Racial segregation reminiscent of the abhorrent apartheid era is a daily thing for the elderly residents. They use separate toilets, sleep on single beds in rooms made from precast walls and eat with plastic spoons in a segregated dinning hall.

Doreen Coombs, an accountant at the home, told Sowetan that blacks were "comfortable to live separately. When they came here there was not enough space to accommodate everyone, so we built a structure like that because we have no resources," said Coombs.

White residents sleep in rooms built with bricks and their double beds are covered with linen that blacks do not have.

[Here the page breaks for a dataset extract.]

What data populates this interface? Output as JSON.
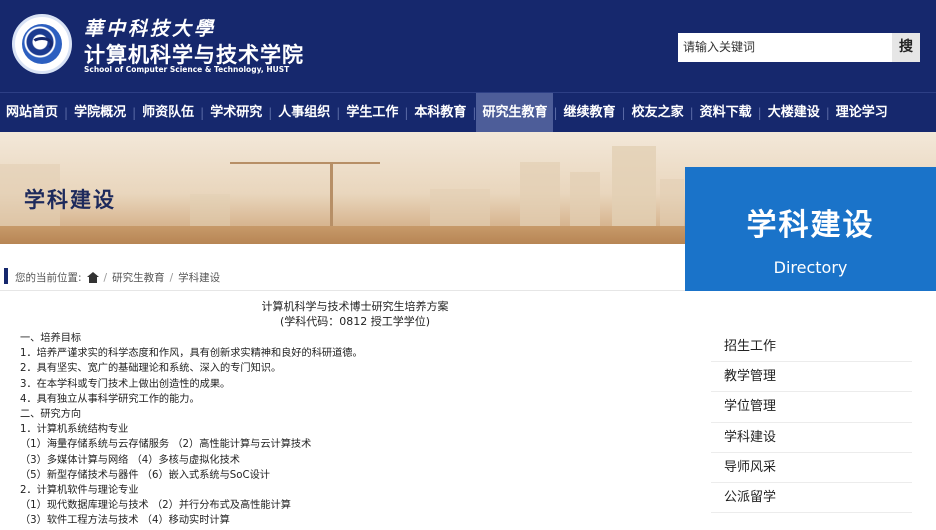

"When we try to move them (blacks) into the building they refuse because they want to be together. They are comfortable and happy. We have ordered linen but it has not been delivered yet. As soon as it is delivered everybody will have it."

The separateness is glaring, especially during lunch. On each table for whites, there is stainless steel cutlery. Each table is covered with a cloth and there are bottles of tomato sauce, mustard and salad dressings.

Tables for blacks are not covered and have no condiments. They eat pap and fish using plastic spoons.

"The dining hall had become too small, so we turned another room into one because the people just want to be on their own," Coombs said.

The menu and the method of serving are also different.

Whites serve themselves from a buffet table with a variety of dishes, while staff dish out for blacks from a mobile trolley.

"Impilo yomuntu omnyama inzima mfanawami,"(Life is hard for a black person, my son) remarked an old man, when asked about conditions at the home.

Another resident said they used separate entrances.

John Mogale is blind and insisted that Sowetan reveal his identity because he said he had had enough after he was refused permission to go to St Johns Eye Hospital in Soweto.

"I am blind and want to go to St Johns but I am denied that right. It appears that some people here have some unfounded fears when we want to go to places outside of here.

"We wash ourselves from a tap. We are told where to sleep, where to eat, which toilet to use. We cannot fight what is going on here. We are powerless," said Mogale.

Contacted for comment, Gauteng MEC for social development Kgaogelo Lekgoro said he would "get to the bottom of the allegations".